For us in Nigeria , the North might become an even hotter bed than Boko Haram has turned it into. With a lot of displaced gunmen and former Gaddafi fighters, many of whom belong to nomadic cultures now roaming the open Sahel, the territorial integrity of our country may take a bad hit. We now have no choice but to press ahead with President Jonathan’s new idea for a national identity card system. We may also have no alternative than to be more serious with manning our borders, especially our Northern borders.

When there was a serious drought in the Sahel and Sahara Desert countries in the 1970s, hundreds of thousands of strange-looking, like-skinned refugees thronged towns and cities of Nigeria, living exclusively as beggars and refusing to do any work. If the Libyan civil war and subsequent possible instability triggers another wave of migrations, it may bring a large number of armed and war-hardened refugees.

We can only guess at the consequences for our fragile polity.

Sambo’s ‘presidential campaign’

THE September 8, 2011 meeting of the North West Peoples Democratic Party, PDP, attracted a lot of interest. A routine executive council meeting was turned into a forum to push the perceived presidential ambition of Vice President Namadi Sambo. Sambo branded vehicles, T-shirts and the usual campaign memorabilia featured prominently, with: “The Promise, Namadi Project” boldly inscribed.

While this was interpreted to mean that the Vice President was announcing his readiness to contest the 2015 presidential election in the event that his boss would keep his word and do only one term, Sambo’s spokesman, Umar Sani, said it was the handiwork of mischief makers.

Over the past week, there have been media reports of renewed efforts by some Northern politicians, including Sambo, the Governor of Niger State, Dr. Muazu Babangida Aliyu and former Vice President Atiku Abubakar, to initiate the race for the 2015 presidency.

Coming only four months after President Jonathan was sworn-in, with his government’s transformational agenda yet to be launched through the 2012 budget, it is becoming more obvious by the day that some Northern elements will do everything in their power to distract President Jonathan and ensure (as some of them threatened earlier when they failed to beat him to the PDP presidential ticket) the system is not condusive for him to govern.

Even if Atiku, the perpetual but serially failed presidential aspirant and Aliyu (in whose state the Boko Haram bomb factory was found and who pushed for a Northern consensus candidate against Jonathan in 2010) want to engage in this political mischief, what about Sambo, who is part of the regime? Sambo’s impulsive tendency to jump into premature campaigns is a well known trait, following his scandalous Daram dam dam 2011 declaration less than one year after being sworn in as the Governor of Kaduna State. His posters appeared all over the state to announce his second term bid. This was not to be, as he was picked up for the Vice Presidency by GEJ.
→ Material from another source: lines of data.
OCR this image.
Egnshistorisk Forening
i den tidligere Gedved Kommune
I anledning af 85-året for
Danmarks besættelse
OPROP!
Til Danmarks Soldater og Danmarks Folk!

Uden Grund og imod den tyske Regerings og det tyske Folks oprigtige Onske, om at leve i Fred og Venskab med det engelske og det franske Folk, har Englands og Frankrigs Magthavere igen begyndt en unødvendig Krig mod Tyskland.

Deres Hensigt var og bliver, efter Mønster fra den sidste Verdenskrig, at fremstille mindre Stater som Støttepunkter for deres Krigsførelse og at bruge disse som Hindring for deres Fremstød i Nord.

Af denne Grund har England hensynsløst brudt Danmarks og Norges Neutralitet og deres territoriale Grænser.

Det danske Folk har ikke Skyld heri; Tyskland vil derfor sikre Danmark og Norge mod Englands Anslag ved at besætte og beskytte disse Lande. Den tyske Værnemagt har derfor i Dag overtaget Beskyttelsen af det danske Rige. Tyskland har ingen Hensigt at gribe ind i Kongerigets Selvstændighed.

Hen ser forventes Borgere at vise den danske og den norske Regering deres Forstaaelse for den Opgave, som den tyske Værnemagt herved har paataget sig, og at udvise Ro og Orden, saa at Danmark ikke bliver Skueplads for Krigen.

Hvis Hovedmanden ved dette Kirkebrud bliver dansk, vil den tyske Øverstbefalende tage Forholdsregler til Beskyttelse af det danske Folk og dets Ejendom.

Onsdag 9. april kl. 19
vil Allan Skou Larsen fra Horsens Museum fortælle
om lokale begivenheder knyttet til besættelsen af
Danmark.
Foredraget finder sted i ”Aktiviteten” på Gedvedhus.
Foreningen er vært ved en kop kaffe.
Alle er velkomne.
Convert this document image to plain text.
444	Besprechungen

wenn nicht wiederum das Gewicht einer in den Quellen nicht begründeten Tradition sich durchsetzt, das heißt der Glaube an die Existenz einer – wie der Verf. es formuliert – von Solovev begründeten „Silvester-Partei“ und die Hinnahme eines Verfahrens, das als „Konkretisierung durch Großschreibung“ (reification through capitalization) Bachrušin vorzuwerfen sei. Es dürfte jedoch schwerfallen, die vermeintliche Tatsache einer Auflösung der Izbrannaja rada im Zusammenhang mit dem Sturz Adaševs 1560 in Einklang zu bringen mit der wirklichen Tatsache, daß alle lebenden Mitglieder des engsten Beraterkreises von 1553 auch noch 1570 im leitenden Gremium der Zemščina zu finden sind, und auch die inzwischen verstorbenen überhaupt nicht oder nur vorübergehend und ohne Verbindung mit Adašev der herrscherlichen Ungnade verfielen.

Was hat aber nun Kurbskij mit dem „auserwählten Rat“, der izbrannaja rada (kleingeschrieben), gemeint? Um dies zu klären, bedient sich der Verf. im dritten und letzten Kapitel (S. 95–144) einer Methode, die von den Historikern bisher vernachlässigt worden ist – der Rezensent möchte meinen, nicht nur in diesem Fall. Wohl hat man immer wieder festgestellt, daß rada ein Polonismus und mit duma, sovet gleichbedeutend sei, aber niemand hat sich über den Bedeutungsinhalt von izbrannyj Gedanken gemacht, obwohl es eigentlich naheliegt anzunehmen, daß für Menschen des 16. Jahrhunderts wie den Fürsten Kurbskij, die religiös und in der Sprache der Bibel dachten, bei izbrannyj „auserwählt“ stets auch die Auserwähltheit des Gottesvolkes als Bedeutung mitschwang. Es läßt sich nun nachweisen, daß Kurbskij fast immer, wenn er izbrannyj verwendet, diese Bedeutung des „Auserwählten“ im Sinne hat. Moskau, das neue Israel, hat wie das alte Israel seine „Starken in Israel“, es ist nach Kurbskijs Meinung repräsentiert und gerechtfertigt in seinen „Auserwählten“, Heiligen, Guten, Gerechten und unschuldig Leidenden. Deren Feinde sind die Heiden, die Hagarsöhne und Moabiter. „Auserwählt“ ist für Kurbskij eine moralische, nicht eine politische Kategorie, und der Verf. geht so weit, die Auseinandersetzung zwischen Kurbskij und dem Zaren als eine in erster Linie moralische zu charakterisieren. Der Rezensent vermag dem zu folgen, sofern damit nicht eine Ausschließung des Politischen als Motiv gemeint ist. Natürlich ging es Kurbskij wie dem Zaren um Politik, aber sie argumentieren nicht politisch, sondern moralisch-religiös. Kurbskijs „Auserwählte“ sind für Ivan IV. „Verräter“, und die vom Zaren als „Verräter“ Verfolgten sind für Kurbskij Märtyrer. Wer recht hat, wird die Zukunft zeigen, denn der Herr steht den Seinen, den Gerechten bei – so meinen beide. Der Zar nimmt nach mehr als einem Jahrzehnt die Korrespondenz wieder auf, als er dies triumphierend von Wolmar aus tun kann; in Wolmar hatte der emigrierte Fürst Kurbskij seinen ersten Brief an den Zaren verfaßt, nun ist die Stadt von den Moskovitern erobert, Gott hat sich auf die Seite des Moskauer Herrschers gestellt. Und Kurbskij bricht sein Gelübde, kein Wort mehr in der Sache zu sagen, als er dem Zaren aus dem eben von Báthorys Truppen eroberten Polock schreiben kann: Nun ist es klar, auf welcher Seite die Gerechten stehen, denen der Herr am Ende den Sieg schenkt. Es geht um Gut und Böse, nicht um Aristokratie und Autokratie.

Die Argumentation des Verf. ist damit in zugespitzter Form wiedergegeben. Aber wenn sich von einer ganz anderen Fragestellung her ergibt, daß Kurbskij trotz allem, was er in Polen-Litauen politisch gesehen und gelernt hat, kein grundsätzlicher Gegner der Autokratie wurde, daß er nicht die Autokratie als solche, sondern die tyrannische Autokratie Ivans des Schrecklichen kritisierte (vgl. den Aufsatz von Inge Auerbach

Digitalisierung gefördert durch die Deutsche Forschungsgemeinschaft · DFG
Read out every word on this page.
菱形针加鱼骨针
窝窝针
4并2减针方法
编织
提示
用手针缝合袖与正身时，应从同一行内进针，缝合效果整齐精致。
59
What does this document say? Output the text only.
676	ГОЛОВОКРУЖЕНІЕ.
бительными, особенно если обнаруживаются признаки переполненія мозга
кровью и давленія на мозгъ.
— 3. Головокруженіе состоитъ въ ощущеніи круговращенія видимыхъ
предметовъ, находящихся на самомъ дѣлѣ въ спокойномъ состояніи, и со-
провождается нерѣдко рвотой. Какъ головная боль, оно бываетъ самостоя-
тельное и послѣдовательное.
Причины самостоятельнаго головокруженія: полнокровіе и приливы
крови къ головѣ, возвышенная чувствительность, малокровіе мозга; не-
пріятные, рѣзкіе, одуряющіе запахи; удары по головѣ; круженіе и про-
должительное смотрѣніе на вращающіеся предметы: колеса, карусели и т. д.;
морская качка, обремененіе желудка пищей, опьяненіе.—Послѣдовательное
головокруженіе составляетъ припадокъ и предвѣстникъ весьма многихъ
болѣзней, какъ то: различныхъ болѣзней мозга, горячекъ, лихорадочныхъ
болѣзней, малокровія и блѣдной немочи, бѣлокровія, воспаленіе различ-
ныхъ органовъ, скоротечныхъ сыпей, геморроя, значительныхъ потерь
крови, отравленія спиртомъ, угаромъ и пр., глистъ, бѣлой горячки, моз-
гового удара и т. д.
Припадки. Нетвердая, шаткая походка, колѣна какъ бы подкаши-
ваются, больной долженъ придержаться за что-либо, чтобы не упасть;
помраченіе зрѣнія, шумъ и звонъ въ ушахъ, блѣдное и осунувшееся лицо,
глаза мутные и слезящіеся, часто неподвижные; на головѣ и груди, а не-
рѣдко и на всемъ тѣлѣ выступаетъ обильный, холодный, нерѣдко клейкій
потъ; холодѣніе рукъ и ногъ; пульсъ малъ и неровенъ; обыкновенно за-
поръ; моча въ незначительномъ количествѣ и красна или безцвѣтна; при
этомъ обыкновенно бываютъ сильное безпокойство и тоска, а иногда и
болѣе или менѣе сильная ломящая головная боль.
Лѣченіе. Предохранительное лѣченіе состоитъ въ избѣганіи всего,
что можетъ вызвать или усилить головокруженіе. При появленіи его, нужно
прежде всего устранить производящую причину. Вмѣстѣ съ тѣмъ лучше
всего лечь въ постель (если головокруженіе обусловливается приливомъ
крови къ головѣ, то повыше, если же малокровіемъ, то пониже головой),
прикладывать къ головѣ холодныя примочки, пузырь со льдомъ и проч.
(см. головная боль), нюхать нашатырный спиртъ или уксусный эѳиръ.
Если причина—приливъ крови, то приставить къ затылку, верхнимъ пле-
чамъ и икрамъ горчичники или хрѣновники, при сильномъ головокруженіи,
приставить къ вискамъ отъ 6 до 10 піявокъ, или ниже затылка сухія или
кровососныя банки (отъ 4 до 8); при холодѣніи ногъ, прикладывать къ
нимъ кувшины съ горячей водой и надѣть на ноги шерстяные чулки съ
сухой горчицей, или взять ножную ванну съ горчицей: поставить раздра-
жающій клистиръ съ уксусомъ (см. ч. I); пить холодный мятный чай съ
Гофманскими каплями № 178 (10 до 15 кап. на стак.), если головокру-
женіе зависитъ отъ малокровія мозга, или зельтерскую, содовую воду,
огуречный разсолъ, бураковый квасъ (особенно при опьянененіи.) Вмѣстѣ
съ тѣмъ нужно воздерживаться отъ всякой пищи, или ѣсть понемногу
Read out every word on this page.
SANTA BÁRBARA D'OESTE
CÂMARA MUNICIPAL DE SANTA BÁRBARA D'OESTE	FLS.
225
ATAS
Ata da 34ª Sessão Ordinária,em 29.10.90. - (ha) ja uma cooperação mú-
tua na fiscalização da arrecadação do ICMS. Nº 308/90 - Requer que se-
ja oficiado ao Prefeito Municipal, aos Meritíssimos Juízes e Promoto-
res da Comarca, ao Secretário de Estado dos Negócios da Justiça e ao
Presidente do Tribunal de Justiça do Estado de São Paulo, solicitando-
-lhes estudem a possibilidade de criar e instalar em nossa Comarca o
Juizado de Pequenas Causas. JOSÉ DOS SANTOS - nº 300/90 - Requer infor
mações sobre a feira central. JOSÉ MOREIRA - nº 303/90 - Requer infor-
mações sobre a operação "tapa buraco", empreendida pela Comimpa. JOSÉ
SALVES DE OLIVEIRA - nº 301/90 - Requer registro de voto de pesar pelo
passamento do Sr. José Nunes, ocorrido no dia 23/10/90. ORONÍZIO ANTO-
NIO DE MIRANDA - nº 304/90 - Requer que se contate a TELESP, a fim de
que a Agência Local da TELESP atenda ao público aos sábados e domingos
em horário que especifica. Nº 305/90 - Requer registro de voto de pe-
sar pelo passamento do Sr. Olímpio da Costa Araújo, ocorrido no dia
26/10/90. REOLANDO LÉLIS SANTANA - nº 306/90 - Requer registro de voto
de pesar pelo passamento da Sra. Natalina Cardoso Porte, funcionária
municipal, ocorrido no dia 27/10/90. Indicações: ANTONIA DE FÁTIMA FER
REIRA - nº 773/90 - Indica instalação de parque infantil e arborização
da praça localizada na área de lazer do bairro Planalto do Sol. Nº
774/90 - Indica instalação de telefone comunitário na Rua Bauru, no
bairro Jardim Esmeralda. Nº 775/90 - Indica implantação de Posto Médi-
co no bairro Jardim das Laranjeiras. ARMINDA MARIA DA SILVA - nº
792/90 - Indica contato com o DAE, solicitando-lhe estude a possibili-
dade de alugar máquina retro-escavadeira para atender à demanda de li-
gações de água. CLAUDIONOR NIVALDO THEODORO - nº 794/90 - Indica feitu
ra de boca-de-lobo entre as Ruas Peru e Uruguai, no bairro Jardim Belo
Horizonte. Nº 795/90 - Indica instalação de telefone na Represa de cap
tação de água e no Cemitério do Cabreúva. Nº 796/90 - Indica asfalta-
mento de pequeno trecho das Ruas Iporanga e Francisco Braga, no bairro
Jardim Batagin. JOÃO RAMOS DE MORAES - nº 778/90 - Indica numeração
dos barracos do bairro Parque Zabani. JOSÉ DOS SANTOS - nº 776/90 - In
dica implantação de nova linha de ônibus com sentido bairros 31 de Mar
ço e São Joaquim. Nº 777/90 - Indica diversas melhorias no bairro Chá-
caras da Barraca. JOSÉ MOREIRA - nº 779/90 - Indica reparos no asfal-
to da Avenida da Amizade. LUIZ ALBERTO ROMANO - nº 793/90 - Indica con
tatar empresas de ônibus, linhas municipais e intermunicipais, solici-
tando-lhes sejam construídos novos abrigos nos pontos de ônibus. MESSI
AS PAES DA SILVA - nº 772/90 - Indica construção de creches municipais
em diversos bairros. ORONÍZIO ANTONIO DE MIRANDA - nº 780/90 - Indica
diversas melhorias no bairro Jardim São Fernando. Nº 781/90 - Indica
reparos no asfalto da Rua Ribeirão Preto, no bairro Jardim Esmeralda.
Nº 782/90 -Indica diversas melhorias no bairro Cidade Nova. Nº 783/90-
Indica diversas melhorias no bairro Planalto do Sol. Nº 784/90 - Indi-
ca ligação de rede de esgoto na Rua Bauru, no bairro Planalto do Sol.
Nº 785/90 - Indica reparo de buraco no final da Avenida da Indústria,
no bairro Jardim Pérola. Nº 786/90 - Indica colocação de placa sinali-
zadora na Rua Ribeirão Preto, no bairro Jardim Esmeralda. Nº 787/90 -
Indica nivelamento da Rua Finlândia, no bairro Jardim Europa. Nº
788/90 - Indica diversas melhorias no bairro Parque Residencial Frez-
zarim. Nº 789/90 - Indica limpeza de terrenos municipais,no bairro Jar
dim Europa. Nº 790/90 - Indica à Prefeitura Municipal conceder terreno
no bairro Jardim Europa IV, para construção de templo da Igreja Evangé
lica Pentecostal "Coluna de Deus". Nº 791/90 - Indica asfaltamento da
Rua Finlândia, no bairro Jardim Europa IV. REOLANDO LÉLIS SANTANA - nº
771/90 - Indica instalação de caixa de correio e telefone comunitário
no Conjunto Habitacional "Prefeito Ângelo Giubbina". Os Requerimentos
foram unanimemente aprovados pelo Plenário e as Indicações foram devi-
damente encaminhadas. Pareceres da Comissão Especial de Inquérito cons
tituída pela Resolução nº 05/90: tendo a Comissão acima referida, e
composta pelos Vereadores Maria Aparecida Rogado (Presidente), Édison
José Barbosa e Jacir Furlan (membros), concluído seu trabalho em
Sambo needs to learn from the experiences of rebellious former Vice President Atiku that when you show your ambition too early and too rudely your chances of succeeding your boss peters down to nil. His vaulting ambition will only set him against his boss, with GEJ’s supporters soon beginning to tackle him even where he has done nothing wrong.

Those who are jumping into the fray had better be warned: they are only slamming the door in their own faces come 2015!